Culling customer preferences online has also been crucial for Love Beauty Planet. For its part, it saw such success in its initial January assortment, it expanded its product lineup from 18 items to 45 with new categories like hydro gels, body butters and body dry oils, in August. The deeper assortment came from online crowd sourcing from customers, said Molly Landman, Unilever global brand director. “The asks for deodorants and lotions on social specifically narrowed down how and what we were going to launch next,” she explained. From concept to launch, the product incubation process for these new Love Beauty Planet products took six months.
Testing the waters
It’s a good thing for behemoth companies to pick up the pace. But Wunker explains that incubators can be prone to pitfalls, and personal-care giants should proceed with care.
“Incubators can be hobbled by fuzzy mandates, pet projects, unbalanced pipelines, unstable funding and little ability to actually do things differently. All of these are addressable, but it requires deliberate thinking upfront to create the long-term dividends that a successful incubator brings,” he said. “It’s not always a good match for companies that pride themselves on careful rigor and deliberation.”
While these new beauty incubators may not be the catch-all solution the aforementioned heritage companies need in a highly fragmented market, some are proving financially viable. Unilever reported in April that its beauty and personal-care category grew by 3.9 percent in the first quarter of 2018, buoyed by “purpose-led” brands, like Love Beauty Planet and ApotheCare Essentials.

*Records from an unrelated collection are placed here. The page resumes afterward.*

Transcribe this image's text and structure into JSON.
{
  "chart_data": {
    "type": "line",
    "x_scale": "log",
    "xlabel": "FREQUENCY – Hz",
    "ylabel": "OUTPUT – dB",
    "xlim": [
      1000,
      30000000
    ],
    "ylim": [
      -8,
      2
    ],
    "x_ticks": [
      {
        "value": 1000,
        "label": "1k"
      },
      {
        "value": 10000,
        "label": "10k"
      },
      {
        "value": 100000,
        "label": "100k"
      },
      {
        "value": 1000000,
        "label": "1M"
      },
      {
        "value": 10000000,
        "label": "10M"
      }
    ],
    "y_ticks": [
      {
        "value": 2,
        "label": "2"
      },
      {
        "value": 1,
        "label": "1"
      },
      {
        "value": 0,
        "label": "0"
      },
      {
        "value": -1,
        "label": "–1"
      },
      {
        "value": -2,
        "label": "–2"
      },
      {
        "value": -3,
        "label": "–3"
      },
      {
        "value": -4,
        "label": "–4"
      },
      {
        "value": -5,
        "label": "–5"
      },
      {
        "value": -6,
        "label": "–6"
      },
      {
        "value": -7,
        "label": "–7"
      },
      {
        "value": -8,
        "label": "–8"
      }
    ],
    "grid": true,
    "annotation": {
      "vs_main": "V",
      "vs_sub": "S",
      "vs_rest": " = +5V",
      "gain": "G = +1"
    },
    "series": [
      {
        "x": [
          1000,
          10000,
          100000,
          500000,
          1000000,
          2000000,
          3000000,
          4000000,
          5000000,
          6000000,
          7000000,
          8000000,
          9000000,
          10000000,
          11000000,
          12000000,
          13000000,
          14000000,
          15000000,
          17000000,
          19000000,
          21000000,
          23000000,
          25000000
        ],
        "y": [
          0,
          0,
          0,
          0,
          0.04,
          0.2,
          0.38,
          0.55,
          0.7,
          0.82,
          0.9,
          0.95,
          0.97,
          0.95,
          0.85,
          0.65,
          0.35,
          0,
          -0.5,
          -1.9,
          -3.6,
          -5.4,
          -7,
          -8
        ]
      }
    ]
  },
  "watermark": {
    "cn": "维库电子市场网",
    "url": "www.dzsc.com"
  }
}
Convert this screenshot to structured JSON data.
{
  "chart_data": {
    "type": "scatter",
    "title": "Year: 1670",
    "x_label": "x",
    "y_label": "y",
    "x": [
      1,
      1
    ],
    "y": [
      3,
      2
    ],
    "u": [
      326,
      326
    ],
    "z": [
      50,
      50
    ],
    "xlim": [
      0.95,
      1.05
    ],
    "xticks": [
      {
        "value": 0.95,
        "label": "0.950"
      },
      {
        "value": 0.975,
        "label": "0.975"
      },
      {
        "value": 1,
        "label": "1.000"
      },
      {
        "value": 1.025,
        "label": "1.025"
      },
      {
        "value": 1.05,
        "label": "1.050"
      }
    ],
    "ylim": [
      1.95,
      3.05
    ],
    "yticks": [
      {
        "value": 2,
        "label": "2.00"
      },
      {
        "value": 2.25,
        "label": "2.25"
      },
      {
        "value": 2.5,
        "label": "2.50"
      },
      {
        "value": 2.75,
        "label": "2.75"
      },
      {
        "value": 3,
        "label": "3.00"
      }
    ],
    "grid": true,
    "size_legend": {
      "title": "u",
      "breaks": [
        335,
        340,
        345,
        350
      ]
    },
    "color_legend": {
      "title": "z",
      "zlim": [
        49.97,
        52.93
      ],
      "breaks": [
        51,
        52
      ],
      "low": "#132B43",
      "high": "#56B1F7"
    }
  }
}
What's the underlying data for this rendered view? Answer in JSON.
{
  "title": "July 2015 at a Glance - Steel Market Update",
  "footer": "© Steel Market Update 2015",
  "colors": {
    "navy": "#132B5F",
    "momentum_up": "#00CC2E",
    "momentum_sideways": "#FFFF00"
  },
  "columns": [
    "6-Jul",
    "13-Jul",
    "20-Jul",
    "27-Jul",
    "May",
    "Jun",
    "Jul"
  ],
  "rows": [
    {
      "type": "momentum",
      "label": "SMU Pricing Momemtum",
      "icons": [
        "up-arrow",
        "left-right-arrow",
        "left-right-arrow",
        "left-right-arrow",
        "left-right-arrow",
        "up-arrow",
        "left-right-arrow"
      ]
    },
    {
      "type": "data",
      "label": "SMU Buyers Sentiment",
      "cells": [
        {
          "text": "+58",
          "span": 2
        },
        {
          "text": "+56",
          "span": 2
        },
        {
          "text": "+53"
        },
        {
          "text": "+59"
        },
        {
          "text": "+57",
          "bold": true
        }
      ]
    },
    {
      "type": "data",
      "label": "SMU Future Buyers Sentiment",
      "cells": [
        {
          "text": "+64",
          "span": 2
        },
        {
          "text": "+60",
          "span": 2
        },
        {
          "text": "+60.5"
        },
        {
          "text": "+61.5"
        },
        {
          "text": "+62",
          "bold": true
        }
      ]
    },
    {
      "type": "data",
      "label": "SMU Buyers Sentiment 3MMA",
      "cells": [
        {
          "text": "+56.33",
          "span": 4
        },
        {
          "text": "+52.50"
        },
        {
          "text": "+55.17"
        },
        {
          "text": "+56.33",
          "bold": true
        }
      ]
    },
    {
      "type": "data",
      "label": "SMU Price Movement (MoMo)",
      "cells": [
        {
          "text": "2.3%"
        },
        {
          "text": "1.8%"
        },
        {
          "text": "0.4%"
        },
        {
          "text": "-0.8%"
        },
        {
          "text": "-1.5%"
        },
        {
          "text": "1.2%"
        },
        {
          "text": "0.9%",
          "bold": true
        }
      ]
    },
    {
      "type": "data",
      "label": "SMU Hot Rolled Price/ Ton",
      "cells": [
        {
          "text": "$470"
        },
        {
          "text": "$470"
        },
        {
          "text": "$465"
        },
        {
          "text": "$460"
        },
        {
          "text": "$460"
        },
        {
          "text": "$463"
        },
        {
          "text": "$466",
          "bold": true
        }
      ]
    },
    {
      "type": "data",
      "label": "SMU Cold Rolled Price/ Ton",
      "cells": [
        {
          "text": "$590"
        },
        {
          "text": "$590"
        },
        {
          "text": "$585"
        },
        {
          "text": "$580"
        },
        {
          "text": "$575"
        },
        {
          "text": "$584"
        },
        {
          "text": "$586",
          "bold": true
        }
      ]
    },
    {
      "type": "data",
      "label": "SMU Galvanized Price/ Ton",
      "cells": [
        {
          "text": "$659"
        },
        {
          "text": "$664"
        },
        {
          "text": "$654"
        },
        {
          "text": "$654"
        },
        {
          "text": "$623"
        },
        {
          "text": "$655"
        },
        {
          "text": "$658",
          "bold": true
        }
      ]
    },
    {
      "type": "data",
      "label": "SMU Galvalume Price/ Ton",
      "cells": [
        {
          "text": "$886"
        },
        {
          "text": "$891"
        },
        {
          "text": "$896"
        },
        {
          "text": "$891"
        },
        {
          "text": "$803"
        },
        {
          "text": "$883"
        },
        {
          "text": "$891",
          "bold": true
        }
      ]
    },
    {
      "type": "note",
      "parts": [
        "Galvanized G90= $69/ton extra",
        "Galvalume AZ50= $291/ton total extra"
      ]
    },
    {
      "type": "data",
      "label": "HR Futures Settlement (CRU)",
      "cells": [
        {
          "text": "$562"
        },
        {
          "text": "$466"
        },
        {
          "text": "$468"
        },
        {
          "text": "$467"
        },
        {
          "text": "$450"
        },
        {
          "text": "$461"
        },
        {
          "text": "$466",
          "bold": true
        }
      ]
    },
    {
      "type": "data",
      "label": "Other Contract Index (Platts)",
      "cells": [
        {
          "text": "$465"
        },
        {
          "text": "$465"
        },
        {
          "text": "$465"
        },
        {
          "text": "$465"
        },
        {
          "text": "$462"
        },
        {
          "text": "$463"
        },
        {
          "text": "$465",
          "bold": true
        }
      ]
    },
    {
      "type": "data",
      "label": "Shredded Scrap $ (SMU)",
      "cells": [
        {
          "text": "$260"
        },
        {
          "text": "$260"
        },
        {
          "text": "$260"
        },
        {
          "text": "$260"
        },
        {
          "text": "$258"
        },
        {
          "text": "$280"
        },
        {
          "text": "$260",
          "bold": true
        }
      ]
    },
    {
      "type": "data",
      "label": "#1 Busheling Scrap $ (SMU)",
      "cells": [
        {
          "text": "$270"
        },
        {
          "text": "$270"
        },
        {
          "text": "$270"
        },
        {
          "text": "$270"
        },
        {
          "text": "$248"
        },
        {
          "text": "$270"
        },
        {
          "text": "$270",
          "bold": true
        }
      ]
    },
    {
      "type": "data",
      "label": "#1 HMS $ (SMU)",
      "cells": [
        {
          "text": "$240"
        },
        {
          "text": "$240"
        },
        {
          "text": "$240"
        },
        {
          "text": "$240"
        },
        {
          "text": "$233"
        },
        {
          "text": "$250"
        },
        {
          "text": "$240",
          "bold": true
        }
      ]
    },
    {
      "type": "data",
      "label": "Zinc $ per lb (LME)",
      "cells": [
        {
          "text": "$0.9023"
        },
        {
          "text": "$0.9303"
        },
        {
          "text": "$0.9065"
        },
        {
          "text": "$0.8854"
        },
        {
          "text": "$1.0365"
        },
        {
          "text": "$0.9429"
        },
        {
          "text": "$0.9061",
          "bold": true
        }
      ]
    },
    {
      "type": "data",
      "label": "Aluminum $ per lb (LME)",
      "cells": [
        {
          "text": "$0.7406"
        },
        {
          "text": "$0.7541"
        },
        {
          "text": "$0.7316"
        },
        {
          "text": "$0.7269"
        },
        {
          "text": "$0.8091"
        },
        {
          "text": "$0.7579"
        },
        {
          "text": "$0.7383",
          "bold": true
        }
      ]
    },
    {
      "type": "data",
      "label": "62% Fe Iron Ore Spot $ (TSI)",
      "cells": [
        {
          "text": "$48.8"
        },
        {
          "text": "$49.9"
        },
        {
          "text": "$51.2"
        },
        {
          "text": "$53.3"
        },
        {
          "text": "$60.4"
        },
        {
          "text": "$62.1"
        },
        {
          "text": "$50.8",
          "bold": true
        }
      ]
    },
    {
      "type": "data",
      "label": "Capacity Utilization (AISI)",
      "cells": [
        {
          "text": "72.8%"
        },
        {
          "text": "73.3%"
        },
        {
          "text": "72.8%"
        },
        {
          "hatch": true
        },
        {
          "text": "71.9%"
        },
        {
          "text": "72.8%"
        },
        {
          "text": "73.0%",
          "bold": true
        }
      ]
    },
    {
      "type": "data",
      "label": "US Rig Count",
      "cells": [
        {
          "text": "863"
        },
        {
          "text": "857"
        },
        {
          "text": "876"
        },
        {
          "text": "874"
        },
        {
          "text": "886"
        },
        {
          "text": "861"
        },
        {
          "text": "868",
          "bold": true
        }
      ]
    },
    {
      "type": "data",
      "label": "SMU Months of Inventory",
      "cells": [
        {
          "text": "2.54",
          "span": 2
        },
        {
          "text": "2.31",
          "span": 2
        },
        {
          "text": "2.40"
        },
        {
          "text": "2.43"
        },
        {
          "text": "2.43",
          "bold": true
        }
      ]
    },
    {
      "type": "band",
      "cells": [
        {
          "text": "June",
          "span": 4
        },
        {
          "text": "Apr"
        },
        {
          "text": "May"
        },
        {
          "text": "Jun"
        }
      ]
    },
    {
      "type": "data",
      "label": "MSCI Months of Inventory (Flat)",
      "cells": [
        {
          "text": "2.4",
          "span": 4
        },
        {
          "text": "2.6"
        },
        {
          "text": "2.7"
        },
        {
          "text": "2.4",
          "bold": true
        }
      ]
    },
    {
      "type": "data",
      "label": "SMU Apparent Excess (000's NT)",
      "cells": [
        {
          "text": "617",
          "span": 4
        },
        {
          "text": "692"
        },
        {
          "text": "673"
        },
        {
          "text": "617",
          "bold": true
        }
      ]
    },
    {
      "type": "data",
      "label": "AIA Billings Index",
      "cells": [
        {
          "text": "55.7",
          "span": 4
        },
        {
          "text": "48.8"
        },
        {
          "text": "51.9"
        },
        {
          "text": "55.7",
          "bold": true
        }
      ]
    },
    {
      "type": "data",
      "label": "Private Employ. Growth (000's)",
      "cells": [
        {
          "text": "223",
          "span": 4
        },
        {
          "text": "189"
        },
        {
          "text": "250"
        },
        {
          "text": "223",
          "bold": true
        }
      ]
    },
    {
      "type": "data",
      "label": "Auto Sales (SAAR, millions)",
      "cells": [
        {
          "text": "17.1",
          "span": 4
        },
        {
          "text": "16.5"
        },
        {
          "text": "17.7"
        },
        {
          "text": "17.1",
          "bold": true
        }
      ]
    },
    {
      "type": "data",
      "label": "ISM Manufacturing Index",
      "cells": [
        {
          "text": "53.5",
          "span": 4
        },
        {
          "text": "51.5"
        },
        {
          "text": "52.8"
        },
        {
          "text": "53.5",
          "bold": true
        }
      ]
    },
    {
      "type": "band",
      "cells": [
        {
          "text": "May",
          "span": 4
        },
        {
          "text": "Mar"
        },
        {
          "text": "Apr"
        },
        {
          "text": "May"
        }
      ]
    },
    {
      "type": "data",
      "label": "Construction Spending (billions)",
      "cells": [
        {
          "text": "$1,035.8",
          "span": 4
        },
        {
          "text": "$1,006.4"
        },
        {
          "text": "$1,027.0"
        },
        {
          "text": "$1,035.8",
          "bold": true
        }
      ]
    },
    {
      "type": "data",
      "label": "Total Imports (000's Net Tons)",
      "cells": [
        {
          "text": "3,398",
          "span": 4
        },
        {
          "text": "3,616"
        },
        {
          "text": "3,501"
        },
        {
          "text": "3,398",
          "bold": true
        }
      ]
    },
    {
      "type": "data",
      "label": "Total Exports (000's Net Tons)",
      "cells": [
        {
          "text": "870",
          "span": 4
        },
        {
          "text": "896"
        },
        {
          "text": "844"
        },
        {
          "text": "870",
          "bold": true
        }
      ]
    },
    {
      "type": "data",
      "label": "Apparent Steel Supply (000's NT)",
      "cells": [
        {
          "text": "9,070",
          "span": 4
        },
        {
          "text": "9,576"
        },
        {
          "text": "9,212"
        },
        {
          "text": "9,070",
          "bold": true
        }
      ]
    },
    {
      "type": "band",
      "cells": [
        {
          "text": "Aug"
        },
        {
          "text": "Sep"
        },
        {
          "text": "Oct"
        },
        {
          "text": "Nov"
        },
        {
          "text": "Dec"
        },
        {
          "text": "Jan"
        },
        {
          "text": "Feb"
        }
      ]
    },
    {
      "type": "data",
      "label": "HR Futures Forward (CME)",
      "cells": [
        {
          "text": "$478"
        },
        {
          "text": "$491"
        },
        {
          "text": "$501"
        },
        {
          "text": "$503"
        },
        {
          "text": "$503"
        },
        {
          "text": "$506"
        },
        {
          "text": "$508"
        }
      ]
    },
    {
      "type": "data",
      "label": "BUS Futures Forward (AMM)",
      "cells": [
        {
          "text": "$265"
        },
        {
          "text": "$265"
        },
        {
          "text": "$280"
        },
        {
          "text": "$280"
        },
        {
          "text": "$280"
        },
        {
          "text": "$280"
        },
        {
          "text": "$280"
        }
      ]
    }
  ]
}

For now, companies are continuing to invest in said incubators and their brands. Seed Phytonutrients, which started largely through its own e-commerce site and Amazon, expanded its retail presence through health-and-wellness store Pharmaca in August, and Wolf said Seed is ranked No. 2 among other beauty brands in the natural space in terms of engagement across social platforms.
And though Johnson & Johnson wouldn’t reveal sales figures for C&C so far, it plans to release its second incubated beauty brand in 2019. According to Thibault, there’s a plan in place to ensure the incubator inspires change throughout the company.
“The incubator is leading new internal ways of working with design-centric, faster and more cost-effective innovation; and piloting new go-to-market models,” he said. “Learnings from C&C are actively being shared across the Johnson & Johnson organization.”